Post-Brexit trade rests on EU punishment for leaving: London

 22 Oct 2017 - 18:00

Post-Brexit trade rests on EU punishment for leaving: London
Britain's International Trade Secretary, Liam Fox, arrives for a meeting in Downing Street in central London, Britain October 9, 2017. Reuters/Toby Melville

AFP

London:  Britain's post-Brexit trading relationship with the EU will depend on how much the bloc wants to punish the UK for daring to leave, International Trade Secretary Liam Fox said Sunday.

His intervention came after Guy Verhofstadt, the European Parliament's Brexit coordinator, told British Prime Minister Theresa May to offer greater concessions to the EU and outline what sort of trade deal she wants, following talks at a Brussels summit.

European Union leaders threw May a lifeline in Brexit talks on Friday, agreeing to start preparations for the next stage of negotiations on post-Brexit trade and a transition deal.

European capitals are demanding detailed written commitments on the divorce bill from London before consenting to the start of trade talks, fearing that Britain's departure in 2019 will blow a hole in the bloc's budget.

Fox said Britain and the EU were starting from a point of complete convergence on trade, and could decide either to maintain that relationship or deliberately degrade it for political reasons.

"In other words, how much does the European Commission and the European elite want to punish Britain for having the audacity to use our legal rights to leave?" he told ITV television.

Fox said prosperity on the continent should come before the EU's drive towards ever-closer union, which he said had reached "a near-theological level".

He said there could not be a final divorce bill until Britain knew what it was getting in return in terms of free trade.

'Increasingly desperate Brexiteers'

His intervention came after Verhofstadt told The Mail on Sunday newspaper that May should "face down" Brexit cheerleaders like Fox and Foreign Secretary Boris Johnson.

Verhofstadt said May should call the bluff of the "increasingly desperate Brexiteers" and "outline, once and for all, what kind of future relationship the country wants".

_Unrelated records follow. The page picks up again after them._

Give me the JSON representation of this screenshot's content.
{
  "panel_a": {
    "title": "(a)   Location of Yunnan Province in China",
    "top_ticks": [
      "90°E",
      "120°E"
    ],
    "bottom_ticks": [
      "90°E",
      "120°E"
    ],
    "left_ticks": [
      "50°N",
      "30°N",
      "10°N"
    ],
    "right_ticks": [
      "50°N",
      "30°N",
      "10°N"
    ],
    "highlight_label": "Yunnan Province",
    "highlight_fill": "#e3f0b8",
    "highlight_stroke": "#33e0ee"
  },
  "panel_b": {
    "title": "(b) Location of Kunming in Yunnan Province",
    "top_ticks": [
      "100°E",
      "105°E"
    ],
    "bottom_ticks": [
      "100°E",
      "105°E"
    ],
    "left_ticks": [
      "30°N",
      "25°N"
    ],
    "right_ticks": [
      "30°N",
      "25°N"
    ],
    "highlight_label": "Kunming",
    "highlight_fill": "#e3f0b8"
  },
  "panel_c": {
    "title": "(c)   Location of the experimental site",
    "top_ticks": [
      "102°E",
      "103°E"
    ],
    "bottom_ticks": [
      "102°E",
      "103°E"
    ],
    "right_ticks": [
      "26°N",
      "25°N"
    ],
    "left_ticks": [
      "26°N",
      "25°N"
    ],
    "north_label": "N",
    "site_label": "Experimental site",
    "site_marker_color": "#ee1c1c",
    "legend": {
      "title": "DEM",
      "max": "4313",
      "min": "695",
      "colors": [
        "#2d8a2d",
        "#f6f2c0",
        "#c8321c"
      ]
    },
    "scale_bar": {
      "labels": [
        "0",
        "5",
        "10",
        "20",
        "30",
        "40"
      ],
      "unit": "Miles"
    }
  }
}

"Brexiteers failed to outline the extent of UK liabilities in Europe. Nevertheless, what is clear is that it will not be the taxpayers of the European Union who pay Britain's bar bill."

May is expected to update parliament on the summit outcome on Monday.

She was to reaffirm her commitment to the three million EU nationals living in Britain who make an "extraordinary contribution", saying "we want them to stay".

She was also to call on the other 27 EU states likewise to protect the rights of British expats.

"The negotiations are complicated and deeply technical but in the end they are about people -- and I am determined that we will put people first," she was to say.

Britain's Brexit Secretary David Davis is due to travel to Paris for talks on Monday, after French President Emmanuel Macron suggested at the summit that London would need to ramp up its divorce payment offer to unlock trade negotiations.

Davis is due to have dinner with French Foreign Minister Jean-Yves Le Drian.

Meanwhile, the main opposition Labour Party has said it will join forces with rebels from May's governing Conservatives to try to force the prime minister into giving parliament a veto on the final Brexit deal.

"Labour will work with all sides to make that happen," said shadow Brexit secretary Keir Starmer.